Frederic Valentin has been awarded a grant in FAPERJ's "Scientist of Our State 2020 - CNE" Program. His project aims to develop and mathematically analyze new multi-scale finite element methods, which give rise to new computational algorithms adapted to new generations of massively parallel computers. Such algorithms aim to solve systems of differential equations with heterogeneous and/or singularly disturbed coefficients.

New MHM methods for polytopal meshes applied to elasticity models in highly heterogeneous media

We proposed a new family of polytopal finite elements for the MHM method applied to the linear elasticity model in bidimensional and tridimensional problems. We extended the construction and the analysis of the MHM method proposed in other pieces of work that approached these problems using only simplx finite elements. We proved optimal convergence in the L2 norm using these polytopal finite elements. We also addressed computational aspects of this new family of methods, developed for running in parallel with different configurations, and we illustrated by means of computational experiments how to balance the execution time and the memory consumption in search for a certain approximation order. More information.

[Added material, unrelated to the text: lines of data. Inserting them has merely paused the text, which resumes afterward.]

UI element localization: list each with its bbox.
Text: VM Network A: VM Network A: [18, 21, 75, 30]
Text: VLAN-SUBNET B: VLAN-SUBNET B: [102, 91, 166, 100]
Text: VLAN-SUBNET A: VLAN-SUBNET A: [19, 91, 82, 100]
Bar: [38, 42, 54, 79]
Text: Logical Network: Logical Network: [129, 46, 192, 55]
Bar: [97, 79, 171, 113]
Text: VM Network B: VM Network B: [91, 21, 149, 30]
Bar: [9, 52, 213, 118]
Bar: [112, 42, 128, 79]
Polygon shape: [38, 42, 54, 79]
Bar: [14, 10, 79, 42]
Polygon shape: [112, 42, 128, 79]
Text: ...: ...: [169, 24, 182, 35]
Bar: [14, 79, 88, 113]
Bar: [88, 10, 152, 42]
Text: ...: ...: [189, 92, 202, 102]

The figures above show the x and z components of displacement obtained for a linear elasticity model with the MHM method in a domain with null displacement in the bottom boundary and null traction in the remainder boundaries. The domain is divided into 16 layers according to the HPC4e benchmark, with layers 4 and 12 containing saturated clay and the other layers filled with the original materials from the benchmark. The source is the piecewise weight, using gravity acceleration of 9.8 m/s2. The employed mesh is rectangular throughout the domain (note how the layers "cross" the elements of the mesh), except for the top boundary, in which elements with an average of 35 edges are used for capturing the topography.